When is too much not enough?

Some crazy new diet fad? Some nuclear arms race? A day at the beach?

How about . . . leadership?

I’ve been wrestling to figure out where I am on a couple of presidents. One is The Donald. We all know about him. The other is The Max. No, I’m not still talking about The Donald. He’s a lot of things, but The Max is probably not one of them. The Max I’m talking about is C. L. “Max” Nikias, President of the University of Southern California.

The Donald

Some smart folks I know feel The Donald is worse than the plague. The worst ever. Even worse than that. Incompetent. Stupid. Undisciplined. Narcissistic. A chronic liar. Out of control. Ill. Truly ill. In need of removal from office. Yesterday. If not for impeachable high crimes then for demonstrated Constitutional Amendment 25 disability to soundly function as president (Imagine: The Un, the oddball who controls North Korea and its growing nuclear arsenal, tells the world “The Donald is a doofus.” When The Donald hears this and goes ballistic (pun sadly intended) the question is whether his finger is on his Twitter keyboard (in which case his response will be a silly but harmless “My doofus is great and bigger than your doofus!!!”) or his finger is on the “great” red  “nuclear button” (in which case how will The Donald’s temper tantrum manifest itself?).)

But some equally smart folks I know feel The Donald is doing a great job, and would be doing even better if a bunch of sore losers would just accept their defeat, move on and leave The Donald alone. The stock market is up. The economy is up. Jobs are up. And good jobs at that. And U.S. foreign policy is rebounding where it really counts, in the Middle East and not with our NATO allies who never wanted The Donald anyway.

The Max

Then there’s The Max. The Real Max. Max Nikias. He walks on water. Doesn’t he? He said he would raise $6 billion (that’s billion, folks) to put USC on the map. To pass its crosstown rival UCLA, and leave it in the dust. And, in the opinion of many, he’s done it. He did it. The money’s in the bank. At least numbers don’t lie.

But many think a university to be truly great must be about more than the numbers. Must be above the numbers. And that once you look beyond the money, there are just too many lies at USC. Way too many.

First there was USC’s athletic department. To be sure (at least in this writer’s opinion), the punishment imposed on USC by the NCAA exceeded USC’s misdeeds. But that doesn’t excuse the misdeeds. And misdeeds there were.

Now, we learn about Carmen Puliafito, the disgraced former dean of USC’s Keck School of Medicine. (Dare I note the third president addressed in this blog.) In the true Nikias rationale that show me the money excuses just about anything, the university pretended not to know about Puliafito’s outrageous and/or sick behavior. (You pick the adjective.) Why? Because Puliafito was raising significant money for USC’s Keck School of Medicine.

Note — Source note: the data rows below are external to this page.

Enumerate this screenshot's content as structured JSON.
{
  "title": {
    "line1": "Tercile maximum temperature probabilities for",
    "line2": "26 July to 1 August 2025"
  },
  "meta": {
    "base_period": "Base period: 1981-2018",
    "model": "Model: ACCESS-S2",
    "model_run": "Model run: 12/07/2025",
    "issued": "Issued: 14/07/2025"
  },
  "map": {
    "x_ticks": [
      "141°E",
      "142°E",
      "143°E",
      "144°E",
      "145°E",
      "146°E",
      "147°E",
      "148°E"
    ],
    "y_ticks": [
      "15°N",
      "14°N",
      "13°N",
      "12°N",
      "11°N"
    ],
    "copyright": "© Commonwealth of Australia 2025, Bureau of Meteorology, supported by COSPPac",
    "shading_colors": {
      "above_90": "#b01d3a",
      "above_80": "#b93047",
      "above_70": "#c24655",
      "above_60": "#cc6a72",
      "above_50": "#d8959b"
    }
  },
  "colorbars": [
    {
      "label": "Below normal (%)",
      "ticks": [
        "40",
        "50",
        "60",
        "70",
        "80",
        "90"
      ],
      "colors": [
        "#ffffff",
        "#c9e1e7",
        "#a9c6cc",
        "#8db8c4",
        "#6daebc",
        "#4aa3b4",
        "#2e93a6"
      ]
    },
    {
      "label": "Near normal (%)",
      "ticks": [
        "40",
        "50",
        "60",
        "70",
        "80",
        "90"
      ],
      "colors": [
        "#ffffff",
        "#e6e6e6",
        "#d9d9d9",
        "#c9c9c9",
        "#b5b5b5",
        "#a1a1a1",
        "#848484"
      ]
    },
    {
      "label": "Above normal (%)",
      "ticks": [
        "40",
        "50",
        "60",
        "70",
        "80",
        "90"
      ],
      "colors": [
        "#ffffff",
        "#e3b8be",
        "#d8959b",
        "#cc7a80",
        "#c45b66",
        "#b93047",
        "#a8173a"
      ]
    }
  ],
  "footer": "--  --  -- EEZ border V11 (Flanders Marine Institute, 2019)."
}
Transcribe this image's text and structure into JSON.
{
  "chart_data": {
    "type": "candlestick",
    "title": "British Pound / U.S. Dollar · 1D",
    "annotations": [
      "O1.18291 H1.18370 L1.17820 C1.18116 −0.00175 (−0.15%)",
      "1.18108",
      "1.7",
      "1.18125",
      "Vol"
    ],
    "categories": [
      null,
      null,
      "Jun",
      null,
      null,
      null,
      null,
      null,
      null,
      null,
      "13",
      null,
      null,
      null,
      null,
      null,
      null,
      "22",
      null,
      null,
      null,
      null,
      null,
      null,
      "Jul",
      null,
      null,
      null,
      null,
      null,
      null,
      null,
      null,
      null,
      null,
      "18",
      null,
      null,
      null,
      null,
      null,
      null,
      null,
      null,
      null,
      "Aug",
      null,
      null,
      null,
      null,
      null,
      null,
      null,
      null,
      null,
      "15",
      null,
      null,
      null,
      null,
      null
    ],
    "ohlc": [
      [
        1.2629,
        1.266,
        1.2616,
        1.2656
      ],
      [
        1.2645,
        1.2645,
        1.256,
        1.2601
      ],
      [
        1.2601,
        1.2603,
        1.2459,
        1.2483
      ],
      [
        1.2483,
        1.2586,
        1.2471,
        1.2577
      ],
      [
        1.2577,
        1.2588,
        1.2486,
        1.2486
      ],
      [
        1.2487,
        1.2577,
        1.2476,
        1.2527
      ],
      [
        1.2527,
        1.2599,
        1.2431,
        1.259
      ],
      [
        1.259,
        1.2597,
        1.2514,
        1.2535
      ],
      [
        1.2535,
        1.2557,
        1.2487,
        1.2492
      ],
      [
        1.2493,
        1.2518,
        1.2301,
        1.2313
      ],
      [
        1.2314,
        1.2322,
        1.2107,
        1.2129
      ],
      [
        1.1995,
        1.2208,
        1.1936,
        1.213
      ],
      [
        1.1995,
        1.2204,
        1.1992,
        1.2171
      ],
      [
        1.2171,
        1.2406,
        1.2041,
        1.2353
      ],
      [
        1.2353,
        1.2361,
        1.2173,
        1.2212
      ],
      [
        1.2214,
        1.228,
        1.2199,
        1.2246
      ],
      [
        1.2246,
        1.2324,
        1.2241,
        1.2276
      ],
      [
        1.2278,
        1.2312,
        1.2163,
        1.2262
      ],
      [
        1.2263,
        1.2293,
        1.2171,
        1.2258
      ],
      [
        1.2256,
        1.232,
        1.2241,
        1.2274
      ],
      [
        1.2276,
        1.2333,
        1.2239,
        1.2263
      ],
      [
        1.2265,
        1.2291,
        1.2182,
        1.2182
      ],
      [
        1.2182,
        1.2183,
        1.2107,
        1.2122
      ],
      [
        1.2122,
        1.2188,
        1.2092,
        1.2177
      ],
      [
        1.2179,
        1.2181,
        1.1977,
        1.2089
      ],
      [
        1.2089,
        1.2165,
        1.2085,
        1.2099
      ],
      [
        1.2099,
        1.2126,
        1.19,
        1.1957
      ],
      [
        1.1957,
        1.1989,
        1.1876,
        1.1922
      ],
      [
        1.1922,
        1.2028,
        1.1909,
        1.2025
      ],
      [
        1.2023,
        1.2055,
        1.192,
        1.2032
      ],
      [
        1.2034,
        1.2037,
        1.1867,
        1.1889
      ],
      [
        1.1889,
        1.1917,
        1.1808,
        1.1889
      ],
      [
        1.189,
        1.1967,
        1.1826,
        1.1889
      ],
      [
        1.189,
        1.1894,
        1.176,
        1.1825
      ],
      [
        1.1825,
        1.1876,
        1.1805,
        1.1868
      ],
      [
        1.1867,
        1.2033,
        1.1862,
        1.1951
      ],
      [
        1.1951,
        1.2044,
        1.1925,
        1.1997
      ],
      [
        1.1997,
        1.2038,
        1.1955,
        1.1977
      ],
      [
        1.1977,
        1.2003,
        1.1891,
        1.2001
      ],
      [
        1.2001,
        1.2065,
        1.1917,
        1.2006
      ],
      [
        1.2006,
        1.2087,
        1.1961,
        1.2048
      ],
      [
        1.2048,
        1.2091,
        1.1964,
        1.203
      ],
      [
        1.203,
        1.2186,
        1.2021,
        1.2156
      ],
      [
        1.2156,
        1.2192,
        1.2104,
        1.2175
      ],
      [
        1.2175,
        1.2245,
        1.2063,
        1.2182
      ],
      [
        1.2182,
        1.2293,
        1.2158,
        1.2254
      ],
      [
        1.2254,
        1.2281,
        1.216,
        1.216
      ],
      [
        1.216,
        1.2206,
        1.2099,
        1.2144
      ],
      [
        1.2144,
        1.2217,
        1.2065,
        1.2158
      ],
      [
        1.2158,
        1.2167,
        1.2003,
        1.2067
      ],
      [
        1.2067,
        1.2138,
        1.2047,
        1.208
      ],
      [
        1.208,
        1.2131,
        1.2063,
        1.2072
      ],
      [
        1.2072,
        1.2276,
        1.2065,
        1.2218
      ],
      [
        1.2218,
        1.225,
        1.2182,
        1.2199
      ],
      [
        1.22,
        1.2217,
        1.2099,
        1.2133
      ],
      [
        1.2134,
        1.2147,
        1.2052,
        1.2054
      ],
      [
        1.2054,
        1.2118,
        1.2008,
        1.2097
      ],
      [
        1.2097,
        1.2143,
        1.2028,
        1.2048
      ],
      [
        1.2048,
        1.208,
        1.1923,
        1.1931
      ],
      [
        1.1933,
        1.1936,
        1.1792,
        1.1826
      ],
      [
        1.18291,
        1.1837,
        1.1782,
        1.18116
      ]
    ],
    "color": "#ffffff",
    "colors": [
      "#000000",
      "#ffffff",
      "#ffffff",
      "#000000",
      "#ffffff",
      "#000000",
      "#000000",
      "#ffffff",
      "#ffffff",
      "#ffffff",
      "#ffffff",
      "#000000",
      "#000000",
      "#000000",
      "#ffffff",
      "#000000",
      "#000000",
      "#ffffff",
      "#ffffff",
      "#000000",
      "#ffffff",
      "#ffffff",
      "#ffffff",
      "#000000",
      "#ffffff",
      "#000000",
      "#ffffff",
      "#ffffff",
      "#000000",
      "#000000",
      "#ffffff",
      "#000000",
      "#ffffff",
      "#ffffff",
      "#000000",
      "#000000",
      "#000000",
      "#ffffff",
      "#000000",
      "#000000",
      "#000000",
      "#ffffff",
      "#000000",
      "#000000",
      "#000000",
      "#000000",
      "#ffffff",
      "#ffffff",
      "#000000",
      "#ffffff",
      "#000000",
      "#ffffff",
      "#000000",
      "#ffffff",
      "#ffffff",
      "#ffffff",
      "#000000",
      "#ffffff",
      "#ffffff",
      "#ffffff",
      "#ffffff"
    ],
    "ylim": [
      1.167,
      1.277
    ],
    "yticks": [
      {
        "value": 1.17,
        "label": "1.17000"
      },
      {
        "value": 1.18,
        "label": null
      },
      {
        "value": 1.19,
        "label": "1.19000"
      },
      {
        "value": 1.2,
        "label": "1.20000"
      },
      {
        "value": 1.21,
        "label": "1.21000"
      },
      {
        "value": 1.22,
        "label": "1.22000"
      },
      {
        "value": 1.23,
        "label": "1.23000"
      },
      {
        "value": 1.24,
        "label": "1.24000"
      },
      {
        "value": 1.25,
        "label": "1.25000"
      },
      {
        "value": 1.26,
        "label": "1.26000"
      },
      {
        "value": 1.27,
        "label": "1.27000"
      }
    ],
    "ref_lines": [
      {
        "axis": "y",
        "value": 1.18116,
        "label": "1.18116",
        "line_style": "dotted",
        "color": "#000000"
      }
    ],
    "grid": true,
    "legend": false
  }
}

As long as he kept doing that, and as long as USC officials could pretend they didn’t know about the bad stuff, the University was willing to accommodate his abuse of drugs and alcohol and his consorting with criminals and prostitutes (younger than his and his wife’s kids no less), both off and on the campus.

When the Los Angeles Times blew the lid off the cover with irrefutable evidence, at least in the court of public opinion, Nikias’ USC first tried stonewalling. When that didn’t work, it claimed it didn’t know until the Times’ story brought the facts to light. When that wouldn’t fly, it claimed that only a few lower level officials knew. Now, begrudgingly, they admit it was known all the way up at the top for a long while and perhaps they had “mishandled” it. Mishandled it? Perhaps? They allowed a man behaving as they knew Puliafito was to continue sticking sharp instruments into patients’ eyes! (No license here, other than his, he’s an eye surgeon, at least for the moment.)

So, finally, Puliafito was expendable and had to go. After all, he was only raising millions, not billions. And so go he has. Quietly (?) into the night. But what about The Max? The athletic department misdeeds were on his watch. So was the handling (or shameful failure to handle) Puliafito. Every dog gets his bite. But two? Of this magnitude?

People are lining up to endorse and support The Max. After all, his numbers are in the billions. Probably the same folks who still endorse and support The Donald. But not everyone is supporting The Max. Some say that for USC to properly and thoroughly make amends, The Max has to go. Probably the same folks who think The Donald has to go.

A Proper Leadership Perspective

For me, doing a good job (without regard to how “good” should be defined), is not always enough. Not if it loses sight of dignity and integrity, what must always be there if we are truly to be great. When it comes to apt leadership, sometimes too much of what we are experiencing today is just not enough.